Der Berliner Wohn- und Gewerbemakler Quin Investment hat im August 25 Immobilienentwickler in einer anonymisierten Umfrage zur Lage interviewt. Darunter renommierte Firmen wie die GBI AG, Arcadia Investment, Art Invest und Profi Select sowie kleinere und mittelständische Entwickler.

Zwei Drittel (zirka 66 Prozent) der befragten Unternehmen schreiben den gestiegenen Zinsen Einfluss auf aktuelle Investitionsentscheidungen zu. Mehr als jede zehnte Firma (elf Prozent) bewertet den Zinsanstieg als starken Faktor – nur knapp ein Viertel (22 Prozent) schätzt den Einfluss steigender Zinsen eher als moderat ein. Neben einer unzureichenden staatlichen Förderung (8,7 Prozent) belasten vor allem die Baukosten (39 Prozent) die Branche.

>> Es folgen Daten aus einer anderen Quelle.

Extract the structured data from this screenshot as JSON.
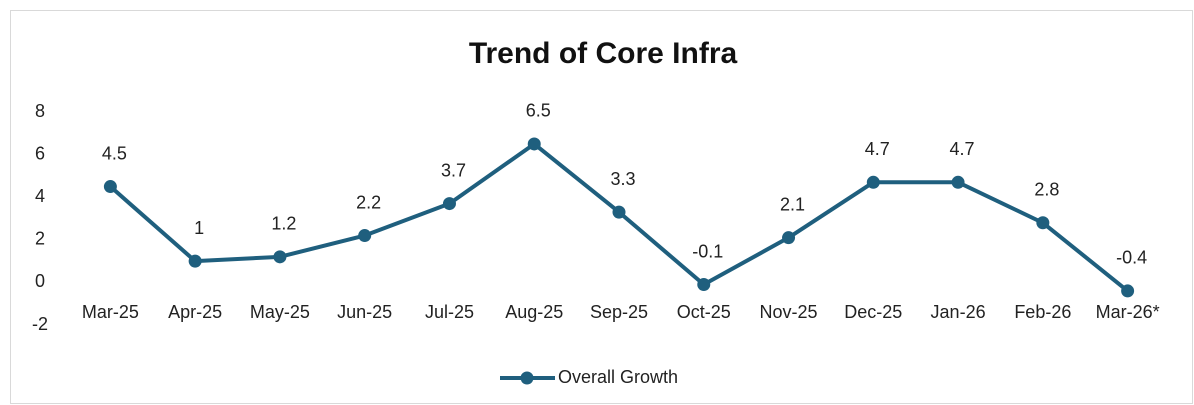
{
  "chart_data": {
    "type": "line",
    "title": "Trend of Core Infra",
    "categories": [
      "Mar-25",
      "Apr-25",
      "May-25",
      "Jun-25",
      "Jul-25",
      "Aug-25",
      "Sep-25",
      "Oct-25",
      "Nov-25",
      "Dec-25",
      "Jan-26",
      "Feb-26",
      "Mar-26*"
    ],
    "series": [
      {
        "name": "Overall Growth",
        "color": "#1f5f7e",
        "values": [
          4.5,
          1,
          1.2,
          2.2,
          3.7,
          6.5,
          3.3,
          -0.1,
          2.1,
          4.7,
          4.7,
          2.8,
          -0.4
        ]
      }
    ],
    "ylim": [
      -2,
      8
    ],
    "yticks": [
      -2,
      0,
      2,
      4,
      6,
      8
    ],
    "grid": false,
    "legend": "bottom"
  }
}
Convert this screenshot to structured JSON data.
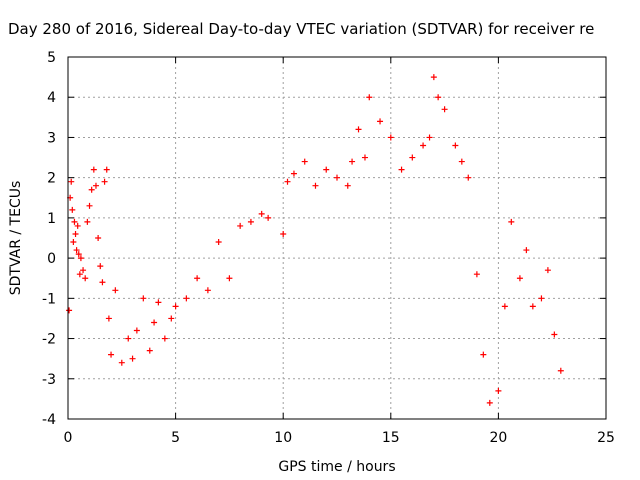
{
  "chart_data": {
    "type": "scatter",
    "title": "Day 280 of 2016, Sidereal Day-to-day VTEC variation (SDTVAR) for receiver re",
    "xlabel": "GPS time / hours",
    "ylabel": "SDTVAR / TECUs",
    "xlim": [
      0,
      25
    ],
    "ylim": [
      -4,
      5
    ],
    "xticks": [
      "0",
      "5",
      "10",
      "15",
      "20",
      "25"
    ],
    "yticks": [
      "-4",
      "-3",
      "-2",
      "-1",
      "0",
      "1",
      "2",
      "3",
      "4",
      "5"
    ],
    "grid": true,
    "legend": "none",
    "marker": "+",
    "color": "#ff0000",
    "series": [
      {
        "name": "",
        "x": [
          0.05,
          0.1,
          0.15,
          0.2,
          0.25,
          0.3,
          0.35,
          0.4,
          0.45,
          0.5,
          0.55,
          0.6,
          0.7,
          0.8,
          0.9,
          1.0,
          1.1,
          1.2,
          1.3,
          1.4,
          1.5,
          1.6,
          1.7,
          1.8,
          1.9,
          2.0,
          2.2,
          2.5,
          2.8,
          3.0,
          3.2,
          3.5,
          3.8,
          4.0,
          4.2,
          4.5,
          4.8,
          5.0,
          5.5,
          6.0,
          6.5,
          7.0,
          7.5,
          8.0,
          8.5,
          9.0,
          9.3,
          10.0,
          10.2,
          10.5,
          11.0,
          11.5,
          12.0,
          12.5,
          13.0,
          13.2,
          13.5,
          13.8,
          14.0,
          14.5,
          15.0,
          15.5,
          16.0,
          16.5,
          16.8,
          17.0,
          17.2,
          17.5,
          18.0,
          18.3,
          18.6,
          19.0,
          19.3,
          19.6,
          20.0,
          20.3,
          20.6,
          21.0,
          21.3,
          21.6,
          22.0,
          22.3,
          22.6,
          22.9
        ],
        "y": [
          -1.3,
          1.5,
          1.9,
          1.2,
          0.4,
          0.9,
          0.6,
          0.2,
          0.8,
          0.1,
          -0.4,
          0.0,
          -0.3,
          -0.5,
          0.9,
          1.3,
          1.7,
          2.2,
          1.8,
          0.5,
          -0.2,
          -0.6,
          1.9,
          2.2,
          -1.5,
          -2.4,
          -0.8,
          -2.6,
          -2.0,
          -2.5,
          -1.8,
          -1.0,
          -2.3,
          -1.6,
          -1.1,
          -2.0,
          -1.5,
          -1.2,
          -1.0,
          -0.5,
          -0.8,
          0.4,
          -0.5,
          0.8,
          0.9,
          1.1,
          1.0,
          0.6,
          1.9,
          2.1,
          2.4,
          1.8,
          2.2,
          2.0,
          1.8,
          2.4,
          3.2,
          2.5,
          4.0,
          3.4,
          3.0,
          2.2,
          2.5,
          2.8,
          3.0,
          4.5,
          4.0,
          3.7,
          2.8,
          2.4,
          2.0,
          -0.4,
          -2.4,
          -3.6,
          -3.3,
          -1.2,
          0.9,
          -0.5,
          0.2,
          -1.2,
          -1.0,
          -0.3,
          -1.9,
          -2.8
        ]
      }
    ]
  }
}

Gefragt hat Quin Investment die Unternehmen auch, welche Herausforderungen für die kommenden zwölf Monate die größten sind. Die Zinsen machen mehr als jedem vierten (26 Prozent) Projektentwickler auch für die Zukunft Sorgen – die Baukosten 21 Prozent. Knapp ein Fünftel (16 Prozent) der Befragten sieht der Umfrage zufolge die Inflation auch für 2024 noch kritisch – die erhöhe die Betriebskosten und beeinflusse die Kaufkraft der Verbraucher, was weiterhin Auswirkungen auf die Nachfrage am Immobilienmarkt haben wird, heißt es.

Optimierung oder Konsolidierung: Zukunft der Projektentwickler

Fast alle (89 Prozent) Projektentwickler gehen laut Umfrage davon aus, dass die Neubauaktivitäten in den kommenden zwei Jahren weiter zurückgehen werden – elf Prozent denken, dass die Bautätigkeit gleich bleibt. Auf Bankenseite sei die Risikobereitschaft für Immobilienprojekte gesunken. Ab dem zweiten oder dritten Quartal 2024 erwartet die Mehrheit (67 Prozent) der Projektentwickler eine leichte Erholung bei den Zinsen.

Die Branche ist im Umbruch, schließen die Umfrage-Initiatoren: Die Projektentwickler stehen demnach vor einer der größten Herausforderungen der vergangenen Jahrzehnte. Bei einigen wird das laut Quin Investment zur Optimierung des Betriebs und der Prozesse führen. Parallel dürfte es zur Konsolidierung des Marktes kommen. Weitere Unternehmen werden aufgeben oder sich in völlig anderen Geschäftsbereichen betätigen müssen.

Die Branche wird sich den Experten zufolge anpassen müssen. In der Umfrage zeigt sich, dass die Projektentwickler jetzt vor allem effizientere Prozesse (zirka 37 Prozent) ins Auge fassen und die Geschäftsstrategien (21 Prozent) ändern wollen. Außerdem wird vermehrt nach alternativen Finanzierungsmöglichkeiten Ausschau gehalten (26 Prozent).